I am trying to optimize some code for speed and its spending a lot of time doing memcpys. I decided to write a simple test program to measure memcpy on its own to see how fast my memory transfers are and they seem very slow to me. I am wondering what might cause this. Here is my test code:
#include <stdio.h>
#include <string.h>
#include <time.h>
#include <stdlib.h>
#define MEMBYTES 1000000000
int main() {
clock_t begin, end;
double time_spent[2];
int i;
// Allocate memory
float *src = malloc(MEMBYTES);
float *dst = malloc(MEMBYTES);
// Fill the src array with some numbers
begin = clock();
for(i=0;i<250000000;i++)
src[i]=(float) i;
end = clock();
time_spent[0] = (double)(end - begin) / CLOCKS_PER_SEC;
// Do the memcpy
begin = clock();
memcpy(dst, src, MEMBYTES);
end = clock();
time_spent[1] = (double)(end - begin) / CLOCKS_PER_SEC;
//Print results
printf("Time spent in fill: %1.10f\n", time_spent[0]);
printf("Time spent in memcpy: %1.10f\n", time_spent[1]);
printf("dst[200]: %f\n", dst[400]);
printf("dst[200000000]: %f\n", dst[200000000]);
//Free memory
free(src);
free(dst);
}
/*
gcc -O3 -o mct memcpy_test.c
*/
When I run this, I get the following output:
Time spent in fill: 0.4263950000
Time spent in memcpy: 0.6350150000
dst[200]: 400.000000
dst[200000000]: 200000000.000000
I think the theoretical memory bandwith for modern machines is tens of GB/s or perhaps over 100 GB/s. I know in practice one cannot expect to hit the theoretical limits, and that for large memory transfers things can be slow, but I have seen people reporting measured speeds for large transfers of ~20GB/s (e.g. here). My results suggest I am getting 3.14GB/s (edit: I originally had 1.57, but stark pointed out in a comment that I need to count both read and write). I am wondering if anyone has ideas that might help or ideas of why the performance I am seeing is so low.
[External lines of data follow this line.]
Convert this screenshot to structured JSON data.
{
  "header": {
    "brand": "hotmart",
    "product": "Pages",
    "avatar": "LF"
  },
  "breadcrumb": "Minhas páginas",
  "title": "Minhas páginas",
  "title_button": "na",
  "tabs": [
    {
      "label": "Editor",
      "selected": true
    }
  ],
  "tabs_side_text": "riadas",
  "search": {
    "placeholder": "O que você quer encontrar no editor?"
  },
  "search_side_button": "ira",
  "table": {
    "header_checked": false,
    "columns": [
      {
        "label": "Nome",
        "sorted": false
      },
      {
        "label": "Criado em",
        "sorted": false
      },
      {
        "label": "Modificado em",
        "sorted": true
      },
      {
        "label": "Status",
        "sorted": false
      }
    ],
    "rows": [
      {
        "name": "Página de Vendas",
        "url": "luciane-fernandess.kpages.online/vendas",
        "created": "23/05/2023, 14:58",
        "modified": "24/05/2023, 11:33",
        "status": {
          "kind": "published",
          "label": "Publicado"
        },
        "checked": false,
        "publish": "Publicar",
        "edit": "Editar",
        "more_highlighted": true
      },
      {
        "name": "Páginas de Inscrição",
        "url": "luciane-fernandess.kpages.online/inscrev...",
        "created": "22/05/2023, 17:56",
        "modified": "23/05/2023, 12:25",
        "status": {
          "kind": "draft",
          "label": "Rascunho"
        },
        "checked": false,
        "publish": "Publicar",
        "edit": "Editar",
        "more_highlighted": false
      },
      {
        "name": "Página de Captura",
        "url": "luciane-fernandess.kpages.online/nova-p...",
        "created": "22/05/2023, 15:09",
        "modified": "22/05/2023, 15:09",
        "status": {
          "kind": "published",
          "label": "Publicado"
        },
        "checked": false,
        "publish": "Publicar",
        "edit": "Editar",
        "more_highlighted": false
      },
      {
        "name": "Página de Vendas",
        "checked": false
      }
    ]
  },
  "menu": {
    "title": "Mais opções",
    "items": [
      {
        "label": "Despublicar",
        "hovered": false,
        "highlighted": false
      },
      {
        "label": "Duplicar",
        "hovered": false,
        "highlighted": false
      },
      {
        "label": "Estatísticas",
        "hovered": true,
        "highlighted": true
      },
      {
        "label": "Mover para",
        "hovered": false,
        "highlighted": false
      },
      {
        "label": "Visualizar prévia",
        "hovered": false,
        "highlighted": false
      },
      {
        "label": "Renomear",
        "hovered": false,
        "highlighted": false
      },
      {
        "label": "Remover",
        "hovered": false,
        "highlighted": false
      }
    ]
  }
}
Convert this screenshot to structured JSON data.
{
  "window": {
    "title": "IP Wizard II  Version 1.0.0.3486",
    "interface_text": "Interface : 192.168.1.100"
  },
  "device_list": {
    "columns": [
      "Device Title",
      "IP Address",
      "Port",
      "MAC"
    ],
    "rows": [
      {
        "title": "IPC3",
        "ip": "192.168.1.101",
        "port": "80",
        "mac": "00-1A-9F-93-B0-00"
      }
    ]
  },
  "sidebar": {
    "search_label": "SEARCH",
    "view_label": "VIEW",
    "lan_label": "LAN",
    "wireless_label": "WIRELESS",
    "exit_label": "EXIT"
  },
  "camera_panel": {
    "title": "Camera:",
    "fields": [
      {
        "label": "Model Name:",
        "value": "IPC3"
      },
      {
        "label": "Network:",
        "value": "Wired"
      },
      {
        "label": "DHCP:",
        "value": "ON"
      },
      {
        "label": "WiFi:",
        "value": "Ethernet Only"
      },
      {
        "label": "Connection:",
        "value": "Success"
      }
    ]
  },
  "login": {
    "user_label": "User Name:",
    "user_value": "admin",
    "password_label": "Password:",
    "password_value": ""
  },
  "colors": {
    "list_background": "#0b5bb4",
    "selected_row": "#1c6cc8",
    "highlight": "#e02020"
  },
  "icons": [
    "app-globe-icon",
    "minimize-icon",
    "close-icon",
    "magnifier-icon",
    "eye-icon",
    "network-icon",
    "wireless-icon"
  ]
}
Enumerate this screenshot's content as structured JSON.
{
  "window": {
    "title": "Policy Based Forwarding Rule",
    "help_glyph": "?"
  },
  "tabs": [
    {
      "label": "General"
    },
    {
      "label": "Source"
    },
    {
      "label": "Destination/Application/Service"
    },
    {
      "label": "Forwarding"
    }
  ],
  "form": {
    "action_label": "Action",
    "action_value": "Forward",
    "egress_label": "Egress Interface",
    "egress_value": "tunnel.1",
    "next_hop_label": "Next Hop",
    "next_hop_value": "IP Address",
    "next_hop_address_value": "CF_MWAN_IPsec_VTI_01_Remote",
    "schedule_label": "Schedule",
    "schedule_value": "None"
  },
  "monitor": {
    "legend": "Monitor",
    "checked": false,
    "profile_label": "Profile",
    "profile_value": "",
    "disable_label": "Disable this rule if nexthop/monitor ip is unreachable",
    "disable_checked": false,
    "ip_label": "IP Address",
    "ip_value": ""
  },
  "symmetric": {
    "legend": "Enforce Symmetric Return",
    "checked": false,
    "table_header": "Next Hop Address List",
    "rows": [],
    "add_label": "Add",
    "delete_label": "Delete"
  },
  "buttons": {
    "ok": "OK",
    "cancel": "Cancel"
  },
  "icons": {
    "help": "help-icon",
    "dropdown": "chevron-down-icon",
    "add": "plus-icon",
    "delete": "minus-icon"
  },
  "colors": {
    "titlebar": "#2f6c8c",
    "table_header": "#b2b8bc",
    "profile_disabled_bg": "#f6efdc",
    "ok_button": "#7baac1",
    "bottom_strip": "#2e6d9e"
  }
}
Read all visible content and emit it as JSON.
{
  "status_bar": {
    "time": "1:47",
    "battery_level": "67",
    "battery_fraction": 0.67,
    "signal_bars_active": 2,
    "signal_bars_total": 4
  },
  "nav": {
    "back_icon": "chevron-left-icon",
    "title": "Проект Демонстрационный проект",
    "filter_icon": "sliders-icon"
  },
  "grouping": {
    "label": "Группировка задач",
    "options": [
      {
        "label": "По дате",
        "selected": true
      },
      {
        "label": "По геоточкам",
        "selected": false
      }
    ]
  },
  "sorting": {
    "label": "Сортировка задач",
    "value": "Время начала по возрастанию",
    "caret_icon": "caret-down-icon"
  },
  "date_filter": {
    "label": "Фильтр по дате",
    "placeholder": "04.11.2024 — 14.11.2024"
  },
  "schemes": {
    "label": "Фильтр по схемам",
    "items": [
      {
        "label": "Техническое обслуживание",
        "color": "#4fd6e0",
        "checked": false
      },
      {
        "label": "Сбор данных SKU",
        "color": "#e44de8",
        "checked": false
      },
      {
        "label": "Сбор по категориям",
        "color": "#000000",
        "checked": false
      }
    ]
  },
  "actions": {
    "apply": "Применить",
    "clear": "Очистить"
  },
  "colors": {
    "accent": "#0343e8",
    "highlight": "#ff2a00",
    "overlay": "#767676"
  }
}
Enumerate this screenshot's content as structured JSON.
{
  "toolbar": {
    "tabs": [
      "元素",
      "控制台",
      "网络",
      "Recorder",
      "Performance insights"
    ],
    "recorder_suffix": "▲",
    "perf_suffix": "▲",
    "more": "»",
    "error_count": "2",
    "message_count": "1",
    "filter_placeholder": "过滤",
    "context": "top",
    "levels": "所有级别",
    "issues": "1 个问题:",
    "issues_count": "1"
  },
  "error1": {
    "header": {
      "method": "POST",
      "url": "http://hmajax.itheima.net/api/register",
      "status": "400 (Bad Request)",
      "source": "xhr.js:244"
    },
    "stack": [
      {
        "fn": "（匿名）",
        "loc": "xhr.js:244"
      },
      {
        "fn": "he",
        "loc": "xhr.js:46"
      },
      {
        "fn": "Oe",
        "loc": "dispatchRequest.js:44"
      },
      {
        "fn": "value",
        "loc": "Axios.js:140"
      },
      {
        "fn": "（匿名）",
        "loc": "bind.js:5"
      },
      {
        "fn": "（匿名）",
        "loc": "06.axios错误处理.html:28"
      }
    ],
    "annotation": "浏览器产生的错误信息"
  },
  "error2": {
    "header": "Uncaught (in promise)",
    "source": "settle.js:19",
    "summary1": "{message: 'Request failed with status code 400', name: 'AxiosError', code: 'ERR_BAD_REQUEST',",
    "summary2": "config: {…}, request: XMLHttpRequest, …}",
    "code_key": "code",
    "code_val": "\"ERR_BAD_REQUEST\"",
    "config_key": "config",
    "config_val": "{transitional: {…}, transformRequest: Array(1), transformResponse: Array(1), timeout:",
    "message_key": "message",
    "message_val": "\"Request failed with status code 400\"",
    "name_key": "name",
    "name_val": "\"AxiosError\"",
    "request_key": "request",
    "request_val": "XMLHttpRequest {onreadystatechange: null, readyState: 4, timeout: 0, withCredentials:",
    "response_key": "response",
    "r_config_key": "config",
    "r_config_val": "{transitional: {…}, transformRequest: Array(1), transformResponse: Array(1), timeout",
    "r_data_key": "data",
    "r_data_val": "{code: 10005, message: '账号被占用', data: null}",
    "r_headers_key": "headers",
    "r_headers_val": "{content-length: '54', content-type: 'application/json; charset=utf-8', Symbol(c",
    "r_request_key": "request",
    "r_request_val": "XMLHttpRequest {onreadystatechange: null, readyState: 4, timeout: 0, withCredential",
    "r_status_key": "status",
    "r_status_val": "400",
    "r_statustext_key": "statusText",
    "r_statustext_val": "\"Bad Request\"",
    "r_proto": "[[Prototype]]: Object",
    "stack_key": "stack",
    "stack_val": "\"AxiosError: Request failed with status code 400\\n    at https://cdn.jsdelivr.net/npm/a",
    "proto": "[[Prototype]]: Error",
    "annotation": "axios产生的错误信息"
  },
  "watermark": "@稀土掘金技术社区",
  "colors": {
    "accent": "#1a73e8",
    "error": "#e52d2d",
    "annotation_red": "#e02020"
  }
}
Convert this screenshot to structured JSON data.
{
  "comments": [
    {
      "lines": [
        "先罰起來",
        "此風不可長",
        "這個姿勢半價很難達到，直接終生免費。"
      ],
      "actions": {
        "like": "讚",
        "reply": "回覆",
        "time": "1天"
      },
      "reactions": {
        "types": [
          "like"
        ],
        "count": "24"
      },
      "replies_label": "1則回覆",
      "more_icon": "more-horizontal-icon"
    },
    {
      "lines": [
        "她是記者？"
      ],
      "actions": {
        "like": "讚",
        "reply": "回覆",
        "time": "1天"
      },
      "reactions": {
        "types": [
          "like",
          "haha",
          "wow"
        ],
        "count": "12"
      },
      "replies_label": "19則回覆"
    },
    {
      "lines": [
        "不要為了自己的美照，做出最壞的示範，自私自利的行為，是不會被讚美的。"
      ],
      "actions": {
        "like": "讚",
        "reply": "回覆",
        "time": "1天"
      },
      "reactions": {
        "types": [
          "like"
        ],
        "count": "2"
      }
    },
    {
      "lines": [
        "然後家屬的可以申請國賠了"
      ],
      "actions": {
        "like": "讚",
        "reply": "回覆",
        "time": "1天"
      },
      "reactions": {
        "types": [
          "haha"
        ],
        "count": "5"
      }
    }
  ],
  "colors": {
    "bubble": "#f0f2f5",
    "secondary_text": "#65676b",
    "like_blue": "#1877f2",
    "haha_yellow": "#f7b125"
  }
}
My machine has two CPUS with 12 physical cores each (Intel(R) Xeon(R) Gold 6126 CPU @ 2.60GHz) There is 192GB of RAM (I believe its 12x16GB DDR4-2666) The OS is Ubuntu 16.04.6 LTS
My compiler is: gcc (Ubuntu 5.4.0-6ubuntu1~16.04.12) 5.4.0 20160609
Update
Thanks to all the valuable feedback I am now using a threaded implementation and getting much better performance. Thank you!
I had tried threading before posting with poor results (I thought), but as pointed out below I should have ensured I was using wall time. Now my results with 24 threads are as follows:
Time spent in fill: 0.4229530000
Time spent in memcpy (clock): 1.2897100000
Time spent in memcpy (gettimeofday): 0.0589750000
I am also using asmlib's A_memcpy with a large SetMemcpyCacheLimit value.